Paul Simeon Twigg admitted causing the sickening injuries to the 12-week-old Bull Terrier at his home in Wellington Square, Hastings.
Th construction worker hit the puppy causing it to collide with the corner of a table sustaining severe injuries to its skull, lungs and liver.
Twigg, a construction worker, admitted one charge of causing unnecessary suffering to a protected animal when he first appeared before Hastings Magistrates on September 20.
The court heard how Twigg was at home on March 15 when he caused “a violent physical trauma” to the dog.
It was only when his partner Samantha Ratford took the stricken animal to Paul Cooper Veterinary centre in Hastings that the incident came to light. Mr Cooper advised that the puppy be put to sleep.
A post mortem revealed there were various areas of trauma at the front of the skull, lungs and liver
Magistrates ordered personal reports to be made by the Probation Service before passing sentence last Thursday, (October 4).
They handed Twigg a 12 months community service order and ordered him to carry out 150 hours of unpaid work.
He was also ordered to pay £250 legal costs. Magistrates decided against banning Twigg from keeping animals as they saw it as a one-off incident as Twigg already had another dog and a cat which were well looked after.
In a statement given outside court, the solicitor who prosecutes on behalf of RSPCA, Mr David Buck, said: “Disappointingly the court decided not to impose a disqualification order citing the fact that they regarded the offence as an impulsive action on one occasion only.
“The previous history is of the appropriate care of four animals, which was borne out in a letter by Miss Ratford, the defendants partner, and others.
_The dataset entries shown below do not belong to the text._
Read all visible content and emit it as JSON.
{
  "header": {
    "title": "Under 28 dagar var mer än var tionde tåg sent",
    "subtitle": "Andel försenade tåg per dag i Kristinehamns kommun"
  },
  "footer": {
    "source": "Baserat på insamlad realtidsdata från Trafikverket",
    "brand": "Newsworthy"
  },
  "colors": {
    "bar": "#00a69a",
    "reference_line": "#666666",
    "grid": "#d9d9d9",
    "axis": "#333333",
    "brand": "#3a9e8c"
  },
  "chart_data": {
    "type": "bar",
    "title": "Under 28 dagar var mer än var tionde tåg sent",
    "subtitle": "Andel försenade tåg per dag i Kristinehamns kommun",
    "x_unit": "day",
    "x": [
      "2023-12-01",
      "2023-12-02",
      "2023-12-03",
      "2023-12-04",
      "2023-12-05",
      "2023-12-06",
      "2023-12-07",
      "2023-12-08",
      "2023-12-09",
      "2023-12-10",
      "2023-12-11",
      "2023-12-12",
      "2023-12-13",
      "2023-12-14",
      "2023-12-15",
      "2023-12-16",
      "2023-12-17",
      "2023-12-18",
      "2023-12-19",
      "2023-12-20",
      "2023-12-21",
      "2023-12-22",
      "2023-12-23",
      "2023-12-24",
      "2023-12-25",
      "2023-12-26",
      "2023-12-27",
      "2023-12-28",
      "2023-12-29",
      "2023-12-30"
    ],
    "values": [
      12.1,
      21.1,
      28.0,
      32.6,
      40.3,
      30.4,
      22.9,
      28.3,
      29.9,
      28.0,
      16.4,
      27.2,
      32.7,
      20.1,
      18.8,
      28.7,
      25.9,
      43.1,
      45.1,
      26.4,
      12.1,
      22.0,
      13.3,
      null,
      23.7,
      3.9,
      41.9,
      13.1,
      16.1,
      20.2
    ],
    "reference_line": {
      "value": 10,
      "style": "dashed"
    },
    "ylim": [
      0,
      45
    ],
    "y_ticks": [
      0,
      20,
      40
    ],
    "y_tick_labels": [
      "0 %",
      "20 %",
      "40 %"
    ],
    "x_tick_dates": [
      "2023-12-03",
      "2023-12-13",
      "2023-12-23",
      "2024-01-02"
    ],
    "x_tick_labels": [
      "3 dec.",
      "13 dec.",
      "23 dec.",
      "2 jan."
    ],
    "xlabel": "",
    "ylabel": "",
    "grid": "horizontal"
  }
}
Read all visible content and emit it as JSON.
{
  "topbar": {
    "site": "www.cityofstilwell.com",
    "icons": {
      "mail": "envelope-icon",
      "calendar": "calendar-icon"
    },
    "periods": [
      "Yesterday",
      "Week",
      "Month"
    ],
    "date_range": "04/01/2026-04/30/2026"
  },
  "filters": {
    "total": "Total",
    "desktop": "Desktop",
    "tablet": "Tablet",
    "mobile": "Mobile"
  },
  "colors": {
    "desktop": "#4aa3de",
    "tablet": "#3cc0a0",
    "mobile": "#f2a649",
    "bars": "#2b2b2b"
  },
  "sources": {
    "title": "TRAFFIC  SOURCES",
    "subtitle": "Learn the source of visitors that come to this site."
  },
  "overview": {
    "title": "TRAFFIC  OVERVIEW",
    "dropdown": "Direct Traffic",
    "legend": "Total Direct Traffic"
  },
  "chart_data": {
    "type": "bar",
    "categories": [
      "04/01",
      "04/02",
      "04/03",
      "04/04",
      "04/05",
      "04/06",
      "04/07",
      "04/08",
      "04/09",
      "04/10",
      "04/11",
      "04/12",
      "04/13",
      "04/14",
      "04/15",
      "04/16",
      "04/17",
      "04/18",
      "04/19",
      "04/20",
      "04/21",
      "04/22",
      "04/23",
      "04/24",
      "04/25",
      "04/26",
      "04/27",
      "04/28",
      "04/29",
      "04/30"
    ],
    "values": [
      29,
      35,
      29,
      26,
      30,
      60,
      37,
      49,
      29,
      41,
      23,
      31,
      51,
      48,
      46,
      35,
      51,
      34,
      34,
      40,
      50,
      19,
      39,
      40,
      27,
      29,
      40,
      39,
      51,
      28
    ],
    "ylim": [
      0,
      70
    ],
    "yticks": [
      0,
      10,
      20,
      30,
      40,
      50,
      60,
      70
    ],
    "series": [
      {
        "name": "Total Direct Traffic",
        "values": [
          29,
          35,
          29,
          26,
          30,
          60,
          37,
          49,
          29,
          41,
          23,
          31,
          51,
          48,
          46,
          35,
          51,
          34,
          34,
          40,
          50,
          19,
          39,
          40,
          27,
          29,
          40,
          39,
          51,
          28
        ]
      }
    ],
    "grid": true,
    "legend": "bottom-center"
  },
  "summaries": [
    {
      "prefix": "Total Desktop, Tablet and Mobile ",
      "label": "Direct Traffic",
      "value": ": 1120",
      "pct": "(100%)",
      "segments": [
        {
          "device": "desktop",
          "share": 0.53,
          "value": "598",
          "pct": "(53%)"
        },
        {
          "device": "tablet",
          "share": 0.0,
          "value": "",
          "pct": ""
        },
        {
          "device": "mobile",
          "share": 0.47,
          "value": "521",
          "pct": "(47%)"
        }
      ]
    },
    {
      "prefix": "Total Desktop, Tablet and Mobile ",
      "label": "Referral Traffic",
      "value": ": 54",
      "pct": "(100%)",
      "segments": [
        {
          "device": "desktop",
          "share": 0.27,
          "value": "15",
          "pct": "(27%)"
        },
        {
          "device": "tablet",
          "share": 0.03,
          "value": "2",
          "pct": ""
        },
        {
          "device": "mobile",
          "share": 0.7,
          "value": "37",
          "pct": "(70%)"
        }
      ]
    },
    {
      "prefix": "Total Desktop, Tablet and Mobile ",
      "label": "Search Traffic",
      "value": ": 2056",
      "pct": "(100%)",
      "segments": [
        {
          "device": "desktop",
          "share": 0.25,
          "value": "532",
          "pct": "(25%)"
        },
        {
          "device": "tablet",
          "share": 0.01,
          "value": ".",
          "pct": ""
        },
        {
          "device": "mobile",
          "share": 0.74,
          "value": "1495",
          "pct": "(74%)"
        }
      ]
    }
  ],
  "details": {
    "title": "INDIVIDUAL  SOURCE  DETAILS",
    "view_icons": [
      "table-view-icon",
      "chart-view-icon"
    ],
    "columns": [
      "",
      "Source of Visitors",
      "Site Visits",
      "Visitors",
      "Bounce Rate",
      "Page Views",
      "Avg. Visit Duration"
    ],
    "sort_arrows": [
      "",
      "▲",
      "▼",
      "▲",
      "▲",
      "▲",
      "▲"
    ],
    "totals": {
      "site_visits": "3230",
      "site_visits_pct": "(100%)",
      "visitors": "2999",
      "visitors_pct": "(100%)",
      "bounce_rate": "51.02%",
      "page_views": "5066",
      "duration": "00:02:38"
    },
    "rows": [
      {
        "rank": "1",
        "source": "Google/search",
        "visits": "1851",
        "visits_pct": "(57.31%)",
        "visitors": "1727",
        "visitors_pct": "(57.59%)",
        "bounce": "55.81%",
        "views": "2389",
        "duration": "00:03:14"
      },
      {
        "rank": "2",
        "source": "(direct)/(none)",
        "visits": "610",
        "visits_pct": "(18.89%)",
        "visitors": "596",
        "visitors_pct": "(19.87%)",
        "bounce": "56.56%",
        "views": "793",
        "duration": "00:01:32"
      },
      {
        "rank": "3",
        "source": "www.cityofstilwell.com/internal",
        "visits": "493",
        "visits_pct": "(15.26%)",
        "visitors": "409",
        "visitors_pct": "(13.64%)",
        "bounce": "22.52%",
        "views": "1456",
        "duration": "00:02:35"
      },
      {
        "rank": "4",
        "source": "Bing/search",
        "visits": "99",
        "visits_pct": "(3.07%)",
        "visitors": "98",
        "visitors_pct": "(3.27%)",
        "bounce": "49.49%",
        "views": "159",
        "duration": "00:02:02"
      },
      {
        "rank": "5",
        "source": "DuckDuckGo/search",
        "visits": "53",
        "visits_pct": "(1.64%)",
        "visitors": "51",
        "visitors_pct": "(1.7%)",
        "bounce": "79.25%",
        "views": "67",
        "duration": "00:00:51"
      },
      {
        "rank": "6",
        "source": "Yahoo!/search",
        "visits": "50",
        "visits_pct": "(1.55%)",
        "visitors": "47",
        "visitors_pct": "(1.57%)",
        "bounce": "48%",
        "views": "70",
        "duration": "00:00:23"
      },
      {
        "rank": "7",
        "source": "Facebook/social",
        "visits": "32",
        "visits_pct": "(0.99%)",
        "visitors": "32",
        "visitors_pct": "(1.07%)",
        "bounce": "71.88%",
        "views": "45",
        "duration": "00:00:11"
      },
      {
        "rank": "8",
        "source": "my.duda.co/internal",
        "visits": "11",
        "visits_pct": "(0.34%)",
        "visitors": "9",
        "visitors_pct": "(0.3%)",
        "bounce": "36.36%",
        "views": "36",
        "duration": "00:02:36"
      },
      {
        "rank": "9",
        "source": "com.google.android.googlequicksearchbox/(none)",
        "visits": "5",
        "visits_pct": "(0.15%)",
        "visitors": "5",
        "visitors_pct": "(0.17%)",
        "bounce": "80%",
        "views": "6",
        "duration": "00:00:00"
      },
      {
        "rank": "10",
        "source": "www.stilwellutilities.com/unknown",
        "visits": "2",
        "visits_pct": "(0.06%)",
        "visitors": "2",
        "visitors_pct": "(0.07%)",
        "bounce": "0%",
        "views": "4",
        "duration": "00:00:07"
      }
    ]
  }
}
“And there was also the fact that the defendant and Miss Ratford are keeping a dog and cat which are in generally a good condition.”
RSPCA officer Andrew Kirby, who brought the case to court, said: “We sought a disqualification order and our main aim is to seek this order to protect animals in the future.
“We are disappointed that was not ordered. The magistrates considered it to be a one-off action.”